Сленг люберецких гопников? Нет проблем.

Врачебная тарабарщина? Разберемся…

Арго уличных торговцев Лирмора, местами не похожее на классический цадский… Запросто.

Ему хватало нескольких минут, чтобы понять, как говорит другой, что именно означают для него те или иные группы звуков… и самому начать изъясняться подобным образом в достаточной степени, чтобы быть понятым и сойти за своего.

Несколько раз это умение спасало Олегу жизнь, и возможно благодаря ему он и достиг успеха как бизнес-тренер.

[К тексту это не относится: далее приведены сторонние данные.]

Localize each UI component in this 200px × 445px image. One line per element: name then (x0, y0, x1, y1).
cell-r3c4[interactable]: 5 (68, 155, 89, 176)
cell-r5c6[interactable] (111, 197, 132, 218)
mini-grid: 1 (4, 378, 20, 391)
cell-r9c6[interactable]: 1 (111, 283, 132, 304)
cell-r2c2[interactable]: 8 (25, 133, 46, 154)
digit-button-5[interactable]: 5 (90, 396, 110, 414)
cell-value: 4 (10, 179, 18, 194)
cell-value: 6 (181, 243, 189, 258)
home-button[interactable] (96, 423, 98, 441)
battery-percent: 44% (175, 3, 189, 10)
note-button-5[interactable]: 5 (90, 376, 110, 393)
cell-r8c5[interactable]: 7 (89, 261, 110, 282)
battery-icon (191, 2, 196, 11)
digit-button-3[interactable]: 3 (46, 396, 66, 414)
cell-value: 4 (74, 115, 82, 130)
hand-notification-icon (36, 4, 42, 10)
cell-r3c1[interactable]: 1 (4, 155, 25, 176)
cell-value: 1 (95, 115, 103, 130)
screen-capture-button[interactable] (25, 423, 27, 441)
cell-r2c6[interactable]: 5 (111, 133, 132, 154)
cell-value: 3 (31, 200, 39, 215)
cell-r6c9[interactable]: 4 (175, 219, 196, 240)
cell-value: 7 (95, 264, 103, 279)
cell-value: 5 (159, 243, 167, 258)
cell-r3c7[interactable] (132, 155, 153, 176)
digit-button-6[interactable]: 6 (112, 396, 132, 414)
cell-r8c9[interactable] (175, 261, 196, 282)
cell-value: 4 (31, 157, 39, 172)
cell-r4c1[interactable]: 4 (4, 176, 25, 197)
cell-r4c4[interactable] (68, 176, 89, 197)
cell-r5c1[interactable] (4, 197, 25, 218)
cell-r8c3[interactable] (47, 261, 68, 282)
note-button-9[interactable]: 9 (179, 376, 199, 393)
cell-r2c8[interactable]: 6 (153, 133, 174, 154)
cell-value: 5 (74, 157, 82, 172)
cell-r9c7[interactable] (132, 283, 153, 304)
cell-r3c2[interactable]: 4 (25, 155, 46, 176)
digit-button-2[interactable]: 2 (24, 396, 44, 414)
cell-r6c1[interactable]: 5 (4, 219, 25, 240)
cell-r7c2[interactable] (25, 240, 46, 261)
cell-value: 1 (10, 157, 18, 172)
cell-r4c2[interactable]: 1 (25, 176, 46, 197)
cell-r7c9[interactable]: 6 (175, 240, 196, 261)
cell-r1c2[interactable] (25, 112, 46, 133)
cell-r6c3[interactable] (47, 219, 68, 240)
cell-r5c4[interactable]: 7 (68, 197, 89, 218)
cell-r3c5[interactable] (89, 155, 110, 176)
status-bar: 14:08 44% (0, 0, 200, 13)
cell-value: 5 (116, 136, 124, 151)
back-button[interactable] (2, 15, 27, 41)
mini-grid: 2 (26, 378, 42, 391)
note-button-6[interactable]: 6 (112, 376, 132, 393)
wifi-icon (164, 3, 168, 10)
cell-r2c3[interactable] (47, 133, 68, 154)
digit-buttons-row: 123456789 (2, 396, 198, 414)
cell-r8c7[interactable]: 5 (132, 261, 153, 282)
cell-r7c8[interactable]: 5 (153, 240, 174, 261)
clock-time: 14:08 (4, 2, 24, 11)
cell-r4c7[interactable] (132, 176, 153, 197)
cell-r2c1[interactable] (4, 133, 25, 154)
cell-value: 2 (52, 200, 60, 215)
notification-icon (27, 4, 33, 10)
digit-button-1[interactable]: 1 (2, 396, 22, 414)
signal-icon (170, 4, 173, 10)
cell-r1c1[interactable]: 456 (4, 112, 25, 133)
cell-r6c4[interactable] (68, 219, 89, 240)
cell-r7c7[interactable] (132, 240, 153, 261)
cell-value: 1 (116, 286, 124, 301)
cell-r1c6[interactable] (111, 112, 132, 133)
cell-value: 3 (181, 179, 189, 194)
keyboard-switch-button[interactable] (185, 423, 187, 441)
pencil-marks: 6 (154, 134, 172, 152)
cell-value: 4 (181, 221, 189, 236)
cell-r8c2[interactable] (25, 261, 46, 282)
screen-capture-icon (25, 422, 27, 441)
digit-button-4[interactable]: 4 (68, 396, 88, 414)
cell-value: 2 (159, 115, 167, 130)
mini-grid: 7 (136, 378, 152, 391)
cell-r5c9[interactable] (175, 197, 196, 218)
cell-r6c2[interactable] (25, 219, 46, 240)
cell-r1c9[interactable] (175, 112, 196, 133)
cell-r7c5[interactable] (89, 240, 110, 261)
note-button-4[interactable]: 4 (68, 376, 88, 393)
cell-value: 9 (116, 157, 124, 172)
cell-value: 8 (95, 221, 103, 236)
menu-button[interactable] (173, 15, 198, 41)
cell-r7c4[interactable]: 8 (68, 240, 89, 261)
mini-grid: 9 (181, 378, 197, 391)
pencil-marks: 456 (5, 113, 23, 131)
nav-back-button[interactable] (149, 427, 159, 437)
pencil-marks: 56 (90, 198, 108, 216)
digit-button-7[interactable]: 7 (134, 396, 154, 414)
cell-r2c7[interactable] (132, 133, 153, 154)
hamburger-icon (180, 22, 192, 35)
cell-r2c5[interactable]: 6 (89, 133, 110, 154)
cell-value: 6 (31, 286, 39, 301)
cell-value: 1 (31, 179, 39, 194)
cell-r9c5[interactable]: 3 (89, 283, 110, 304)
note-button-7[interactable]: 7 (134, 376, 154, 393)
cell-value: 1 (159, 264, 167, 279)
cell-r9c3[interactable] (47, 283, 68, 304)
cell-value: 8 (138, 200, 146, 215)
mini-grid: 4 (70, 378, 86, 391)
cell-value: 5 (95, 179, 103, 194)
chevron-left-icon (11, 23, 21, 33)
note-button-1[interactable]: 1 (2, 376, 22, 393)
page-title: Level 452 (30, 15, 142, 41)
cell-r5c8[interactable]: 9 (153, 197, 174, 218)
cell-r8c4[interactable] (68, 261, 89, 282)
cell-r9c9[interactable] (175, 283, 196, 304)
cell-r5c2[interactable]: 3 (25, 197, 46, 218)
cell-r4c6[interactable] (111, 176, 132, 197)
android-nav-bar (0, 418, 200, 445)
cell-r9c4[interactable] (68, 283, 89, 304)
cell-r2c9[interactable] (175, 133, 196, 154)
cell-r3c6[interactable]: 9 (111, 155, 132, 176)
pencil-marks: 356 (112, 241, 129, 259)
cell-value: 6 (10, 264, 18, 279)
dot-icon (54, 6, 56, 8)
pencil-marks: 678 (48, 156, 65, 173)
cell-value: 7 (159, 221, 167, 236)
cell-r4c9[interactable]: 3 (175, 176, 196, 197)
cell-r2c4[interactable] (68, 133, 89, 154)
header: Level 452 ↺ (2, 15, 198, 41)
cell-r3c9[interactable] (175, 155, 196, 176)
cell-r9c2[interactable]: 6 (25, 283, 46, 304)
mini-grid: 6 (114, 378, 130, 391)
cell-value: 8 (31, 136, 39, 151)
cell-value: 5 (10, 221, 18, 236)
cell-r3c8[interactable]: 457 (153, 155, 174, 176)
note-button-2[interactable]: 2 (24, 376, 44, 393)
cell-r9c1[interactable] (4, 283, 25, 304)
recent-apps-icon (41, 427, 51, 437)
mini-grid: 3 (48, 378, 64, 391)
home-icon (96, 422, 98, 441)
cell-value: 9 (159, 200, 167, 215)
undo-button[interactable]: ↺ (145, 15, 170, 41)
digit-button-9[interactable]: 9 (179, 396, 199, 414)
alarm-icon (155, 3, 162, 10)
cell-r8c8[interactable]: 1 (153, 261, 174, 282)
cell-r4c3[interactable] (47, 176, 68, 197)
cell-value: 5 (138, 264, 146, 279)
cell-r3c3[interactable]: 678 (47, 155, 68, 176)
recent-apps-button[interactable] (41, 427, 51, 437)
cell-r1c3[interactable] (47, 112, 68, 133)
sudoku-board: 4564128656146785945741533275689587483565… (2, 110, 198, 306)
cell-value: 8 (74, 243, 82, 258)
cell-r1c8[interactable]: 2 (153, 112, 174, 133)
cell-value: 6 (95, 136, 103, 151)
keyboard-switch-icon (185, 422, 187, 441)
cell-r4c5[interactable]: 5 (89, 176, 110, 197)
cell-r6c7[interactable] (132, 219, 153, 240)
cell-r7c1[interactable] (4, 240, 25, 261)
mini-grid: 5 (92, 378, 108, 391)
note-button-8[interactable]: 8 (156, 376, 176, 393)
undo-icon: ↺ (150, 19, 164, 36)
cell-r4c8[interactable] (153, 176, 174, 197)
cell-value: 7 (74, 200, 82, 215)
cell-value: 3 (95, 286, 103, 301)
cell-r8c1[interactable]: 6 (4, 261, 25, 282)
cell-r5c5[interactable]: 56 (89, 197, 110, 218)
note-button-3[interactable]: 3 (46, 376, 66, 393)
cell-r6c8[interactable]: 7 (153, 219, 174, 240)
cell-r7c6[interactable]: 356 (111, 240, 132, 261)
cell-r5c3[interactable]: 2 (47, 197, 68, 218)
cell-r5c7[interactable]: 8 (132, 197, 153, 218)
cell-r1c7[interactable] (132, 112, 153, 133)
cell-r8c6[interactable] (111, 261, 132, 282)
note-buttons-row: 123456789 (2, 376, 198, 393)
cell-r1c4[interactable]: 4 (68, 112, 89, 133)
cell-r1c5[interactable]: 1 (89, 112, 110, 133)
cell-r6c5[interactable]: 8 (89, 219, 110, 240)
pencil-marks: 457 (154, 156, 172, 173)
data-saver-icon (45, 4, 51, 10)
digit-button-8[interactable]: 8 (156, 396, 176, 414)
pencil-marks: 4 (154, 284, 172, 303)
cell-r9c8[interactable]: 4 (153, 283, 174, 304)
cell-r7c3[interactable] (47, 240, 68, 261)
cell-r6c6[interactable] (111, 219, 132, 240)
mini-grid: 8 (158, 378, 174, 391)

Шагая по утреннему Лирмору, он не просто вслушивался в болтовню горожан, не привыкших говорить тихо. Нет, он собирал информацию, обрывки слухов и сплетен, нелепые рассказы о том, что кто-то видел или слышал, – сведения, добытые таким образом, не раз помогали ему пополнить коллекцию, странную, какую не покажешь даже ближайшим друзьям.

Выпил кружку местного чая в уличной харчевне на углу рядом с церковью Факела Еретиков, принадлежащей местной инквизиции. Миновал еще парочку проулков, таких узких, что и два пешехода тут расходились с трудом, и окунулся в шумную вонь лирморского Большого Рынка.

Занимал он несколько кварталов, покупалось и продавалось здесь все, что можно отыскать в Центруме и прилегающих к нему двенадцати мирах, что обычно именуют «лепестками».

Ряды со сластями, над которыми вьются пчелы, и тут же лавки с холодным оружием… дары моря самого Цада и изделия механиков Сургана… развал с земными книгами, и около него палатка, где торгуют драгоценными камнями, и мнутся около нее два могучих охранника.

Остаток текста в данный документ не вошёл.